The Holy Quran (3:145) states: “He who turns back on his heels shall not harm Allah a whit” –– a clear indication that apostasy has no need for punishment.
Similarly, Chapter 2, verse 109, states: “Whoever takes disbelief in exchange for belief has undoubtedly gone astray from the right path” –– again no mention of a punishment. Chapter 4 verse 138 further states: “Those who believe, then disbelieve, then again believe, then disbelieve and then increase in disbelief, Allah will never forgive them nor will He guide them to the right way.”
Here, although there is mention of divine wrath, there is no mention of any kind of punishment which should be imposed by individuals or the state.
The Holy Prophet Muhammad (pbuh) never ordered anyone to be killed for apostasy; the few capital punishments that occurred during his time were a result of treason and colluding with the enemy in matters of the state.

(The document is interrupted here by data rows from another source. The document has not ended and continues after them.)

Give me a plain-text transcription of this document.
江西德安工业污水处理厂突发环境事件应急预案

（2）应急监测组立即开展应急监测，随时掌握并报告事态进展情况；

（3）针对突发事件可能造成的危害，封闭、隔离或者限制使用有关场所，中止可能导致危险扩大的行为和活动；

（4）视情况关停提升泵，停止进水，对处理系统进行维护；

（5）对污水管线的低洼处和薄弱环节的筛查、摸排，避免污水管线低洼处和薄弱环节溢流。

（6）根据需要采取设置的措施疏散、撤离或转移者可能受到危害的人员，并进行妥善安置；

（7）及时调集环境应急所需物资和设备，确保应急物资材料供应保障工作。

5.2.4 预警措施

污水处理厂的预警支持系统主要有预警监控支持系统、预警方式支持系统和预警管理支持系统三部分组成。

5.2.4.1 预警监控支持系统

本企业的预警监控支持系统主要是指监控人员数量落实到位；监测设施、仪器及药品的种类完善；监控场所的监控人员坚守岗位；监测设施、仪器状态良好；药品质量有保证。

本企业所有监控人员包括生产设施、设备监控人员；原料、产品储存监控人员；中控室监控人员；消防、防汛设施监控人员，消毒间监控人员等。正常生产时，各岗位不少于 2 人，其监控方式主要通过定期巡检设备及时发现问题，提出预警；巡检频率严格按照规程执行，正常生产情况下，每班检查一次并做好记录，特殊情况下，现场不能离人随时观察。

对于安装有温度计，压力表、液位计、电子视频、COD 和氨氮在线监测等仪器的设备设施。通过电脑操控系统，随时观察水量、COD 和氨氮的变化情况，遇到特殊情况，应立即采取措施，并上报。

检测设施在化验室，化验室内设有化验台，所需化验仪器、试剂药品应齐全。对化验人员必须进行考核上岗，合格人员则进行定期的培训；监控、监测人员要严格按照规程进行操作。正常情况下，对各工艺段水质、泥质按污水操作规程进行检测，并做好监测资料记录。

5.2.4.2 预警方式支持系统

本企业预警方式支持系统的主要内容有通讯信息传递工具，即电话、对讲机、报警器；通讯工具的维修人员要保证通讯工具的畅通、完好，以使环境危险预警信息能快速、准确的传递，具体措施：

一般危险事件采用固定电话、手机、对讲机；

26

Hazrat Mirza Tahir Ahmad, the fourth Spiritual Head of the Ahmadiyya Muslim Community, rightly stated in his book Murder in the name of Allah: “The advocates of the bigoted, inhumane doctrine of death upon apostasy never visualize its effect on international and inter-religious human relationships. Why can they not see that according to their view of Islam, adherents of all religions have a fundamental right to change their faith but not so the Muslims, and that Islam has the prerogative of converting others but all adherents of different faiths are deprived of any right to convert Muslims to their faith? What a sorry picture of Islamic justice this presents!”